Le plus grand amour de ma vie c’est mon père. Mes
premiers souvenirs sont de lui :
- Je monte et je descends et je le regarde dans les yeux et je me sens en sécurité ; je suis bébé, couchée sur mon petit ventre sur son gros ventre ; lui, allongé sur le dos, respire : il prend une grande inspiration, puis vide ses poumons jusqu’au dernier souffle ; c’est tout ce qu’il fait : respirer ; c’est tout ce dont j’ai besoin pour l’aimer : qu’il existe ; c’est lui mon premier amour inconditionnel.
- J’écarte les jambes, je baisse la tête, je laisse pendre les mains ; les mains de mon père viennent chercher les miennes et paf, renversée, je crie de joie. Papa est debout et moi sur le lit moelleux ; je sais qu’il n’y a aucun risque que je me blesse ; la notion de peur n’existe pas encore dans ma tête.
- Papa est assis et je monte debout sur ses genoux, aidée par ses mains qui me soutiennent, puis je lui tourne le dos, lui - tend les jambes et je me laisse glisser vers le bas comme sur un tobogan.
- Papa me lit des histoires au coucher. Des histoires de résistance politique cachées dans des histoires pour enfants. Des histoires d’originaux créatifs. Sa face cachée.
- Papa m’invente des histoires au réveil. Son jeune lui est le personnage principal ; il lui arrive malheur mais il trouve les ressources pour s’en sortir. Comme dans le bus, quand son méchant camarade de classe lui pique son billet et le montre au contrôleur comme si c’était le sien. Mon mini-père, sans billet, explique la situation au contrôleur qui se renseigne sur l’historique du méchant camarade et choisit de croire à l’honnêteté de mon mini-père. Le méchant camarade se fait arrêter. En racontant, papa me fait avaler mon petit déjeuner : du lait chaud au chocolat avec des biscuits. D’habitude je refuse de manger.
- On court dans la rue en jouant au chat.
C’est à papa que je demande tout ce que je ne
comprends pas ; papa partage ce qu’il sait mais ne prétend pas détenir la
vérité absolue ; papa se montre avec ses limites : ses complexes, ses
peurs, qu’il nomme et qu’il espère que je ne vais pas connaître à mon tour.

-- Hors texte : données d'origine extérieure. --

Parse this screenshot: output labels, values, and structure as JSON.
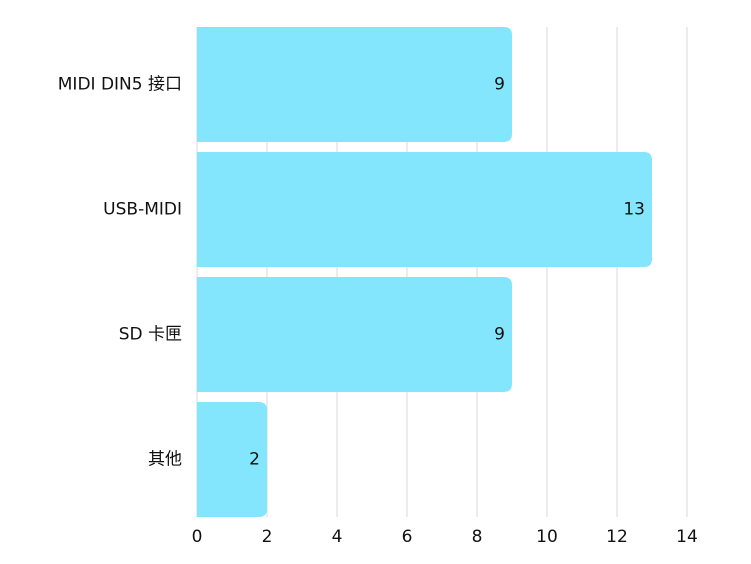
{
  "chart_data": {
    "type": "bar",
    "orientation": "horizontal",
    "categories": [
      "MIDI DIN5 接口",
      "USB-MIDI",
      "SD 卡匣",
      "其他"
    ],
    "values": [
      9,
      13,
      9,
      2
    ],
    "color": "#84e6fc",
    "xlim": [
      0,
      14
    ],
    "xticks": [
      0,
      2,
      4,
      6,
      8,
      10,
      12,
      14
    ],
    "grid": true
  }
}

Papa me fait des bisous sur le nez. C’est notre
nez à nous. Maman n’a pas le même. Bébé, je pleure quand papa, malade
contagieux, ne me fait pas de bisou sur le nez. Les dernières années, il pue de
plus en plus de la gueule, mais je ne lui dis rien, je continue à tirer plus de
tendresse de ce geste, notre geste à nous, qu’à nous deux, que d’inconfort.
Papa a des champignons aux ongles des pieds et
j’en ai aussi. Papa a une mauvaise estime de soi et j’en ai aussi : il
procrastine au boulot, il laisse tout au dernier moment, il a peur d’oser
désirer faire autre chose ou faire plus, il ne se fait pas confiance et il est
paralysé par la peur d’échouer. Et moi pareil.
Ma fidélité pour mon père est totale.
Dans mes amours, c’est lui que je cherche.